Yeah, I read it some years ago, don’t remember where, sorry, so it must be taken with a grain of salt, as I sort of suggested.

After reading this thread I was looking for images of chimps and I really liked this one. Anyway, related to the topic at hand, look at those arms. They seem pretty massive.

I’ve been watching Monkey Business/Monkey Life for years.

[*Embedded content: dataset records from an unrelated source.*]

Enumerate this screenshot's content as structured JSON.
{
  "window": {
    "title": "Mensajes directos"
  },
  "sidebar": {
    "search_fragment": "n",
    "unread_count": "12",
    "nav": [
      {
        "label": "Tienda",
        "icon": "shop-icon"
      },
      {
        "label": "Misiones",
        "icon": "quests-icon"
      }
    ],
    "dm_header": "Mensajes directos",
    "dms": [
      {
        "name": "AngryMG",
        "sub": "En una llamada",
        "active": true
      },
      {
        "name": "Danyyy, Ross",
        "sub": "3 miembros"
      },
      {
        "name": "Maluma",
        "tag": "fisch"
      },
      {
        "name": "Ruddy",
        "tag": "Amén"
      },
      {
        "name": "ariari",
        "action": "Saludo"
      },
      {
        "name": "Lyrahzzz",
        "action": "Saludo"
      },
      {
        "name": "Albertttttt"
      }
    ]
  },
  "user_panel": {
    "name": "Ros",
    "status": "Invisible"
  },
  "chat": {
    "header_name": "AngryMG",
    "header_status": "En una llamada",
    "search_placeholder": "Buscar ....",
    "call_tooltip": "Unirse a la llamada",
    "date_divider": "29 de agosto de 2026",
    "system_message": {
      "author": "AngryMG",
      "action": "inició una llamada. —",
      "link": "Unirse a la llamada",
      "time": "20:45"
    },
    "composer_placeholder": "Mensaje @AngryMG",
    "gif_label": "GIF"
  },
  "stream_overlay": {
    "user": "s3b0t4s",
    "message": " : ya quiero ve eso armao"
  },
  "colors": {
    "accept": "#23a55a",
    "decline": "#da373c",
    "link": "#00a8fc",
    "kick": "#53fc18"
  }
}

It follows life at Monkey World and has been a long running show on TV. The two alpha males they have in each group are massive, and when they are wound up, with fur on end and tensed with every muscle on show, you can easily realise where the statement comes from.

Paddy, the alpha male at Monkeyworld resembles a hairy Incredible Hulk and I could see him ripping off limbs with barely a shrug. The study linked above had a 135 pound female chimp dragging 1260 pounds with one arm and he’s significantly bigger.

Chimps can bench 1000 pounds and throw 400 MPH fastballs!

Fantastic, now I have images in my head of an all-chimp baseball team clowning on the other clueless human teams like the Harlem Globetrotters. Well, that’s it for my productivity today.

Quick, someone get Carrot Top on the phone!

So now I’m picturing my simian baseball team tearing Carrot Top limb from limb. Ha, oh you monkeys.

We have a winner!

This is about it. It involves where the tendons attach to the bones and the resultant torque they get out of the deal. They have greater torque, which means they can exert more force, but not for as long a time because it requires more activity from the muscles.

As for the evolution of humans “sacrificing” muscle strength, it isn’t really that simple. For one thing, chimps aren’t exactly a throwback from earlier on in our evolution - they’ve evolved as much as we have since whatever common ancestors we had. For another, our more developed brains and ability to use tools meant our survival became less dependent (though obviously still somewhat dependent) on physical strength.